A black battery operated ankle bracelet was fitted on her right leg and she was told what to do if it started to vibrate and how to recharge it. She was told not to try to take the ankle bracelet off and that she could wear it in the shower and there was no chance of getting a shock from it. The ICE officer who put it on said he would meet her at the airport and “discretely take it off” and watch as she boarded the plane out of the U.S.
She was told to report to ICE once a week and to show up in two weeks with an airline ticket out of the United States. She was also warned ICE could come to her home any time day or night to check on her.

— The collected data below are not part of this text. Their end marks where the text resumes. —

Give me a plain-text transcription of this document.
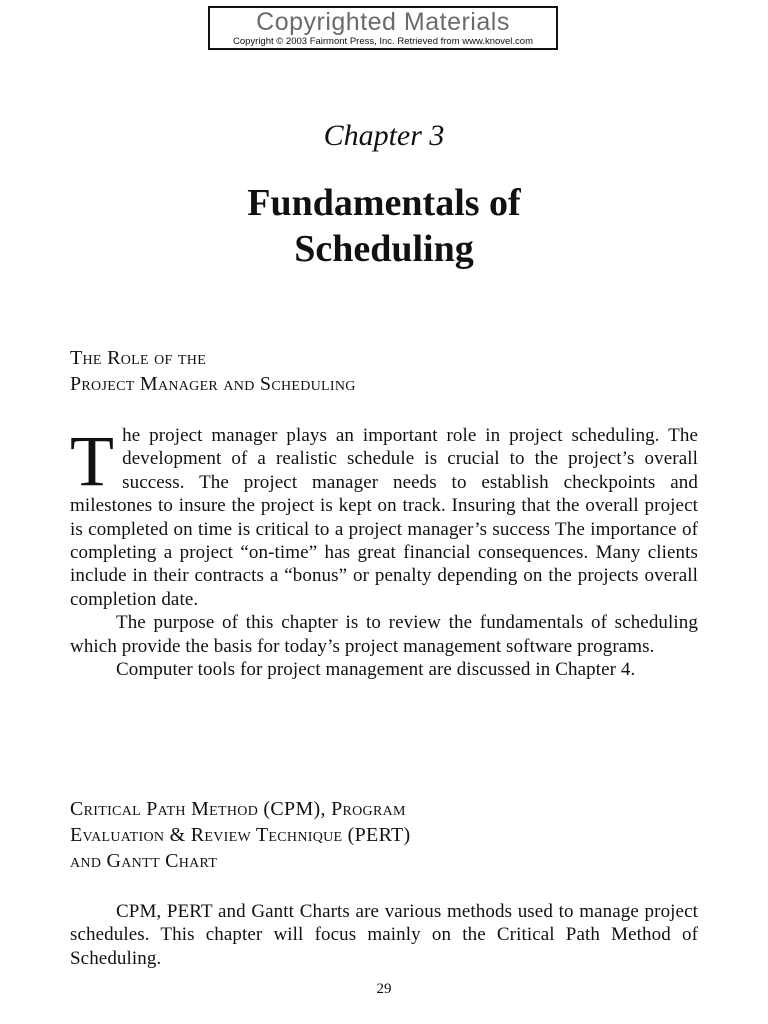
Copyrighted Materials
Copyright © 2003 Fairmont Press, Inc. Retrieved from www.knovel.com
Chapter 3
Fundamentals of
Scheduling
The Role of the
Project Manager and Scheduling

The project manager plays an important role in project scheduling. The development of a realistic schedule is crucial to the project’s overall success. The project manager needs to establish checkpoints and milestones to insure the project is kept on track. Insuring that the overall project is completed on time is critical to a project manager’s success The importance of completing a project “on-time” has great financial consequences. Many clients include in their contracts a “bonus” or penalty depending on the projects overall completion date.

The purpose of this chapter is to review the fundamentals of scheduling which provide the basis for today’s project management software programs.

Computer tools for project management are discussed in Chapter 4.

Critical Path Method (CPM), Program
Evaluation & Review Technique (PERT)
and Gantt Chart

CPM, PERT and Gantt Charts are various methods used to manage project schedules. This chapter will focus mainly on the Critical Path Method of Scheduling.

29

She was given five weeks to get her affairs in order before she was returned to a country where she no longer had family, a home or any prospect of employment She is being forced to begin life again at the age of 52.
Neither ICE officer answered when asked what she should do with the two minor U.S. citizens.
A neighbor, who kept saying he was a U.S. citizen, had driven her to the meeting with ICE. “She is a good person” he said “I’ve known her for years. She takes care of her family, she works hard, she pays her taxes. She is not the kind of person who should be deported. She’s not a criminal or in a gang. Why are they doing this?” he asked as he fought back tears.
I explained that none of that mattered to ICE. He asked if they knew she was the mother and grandmother of US citizens and that they’d be affected by their actions. I assured him ICE did know there were other U.S. citizens who would be affected by her deportation. But, to use the words of ICE they’re “just enforcing the law. It’s that simple.”
Unfortunately, it is anything but simple.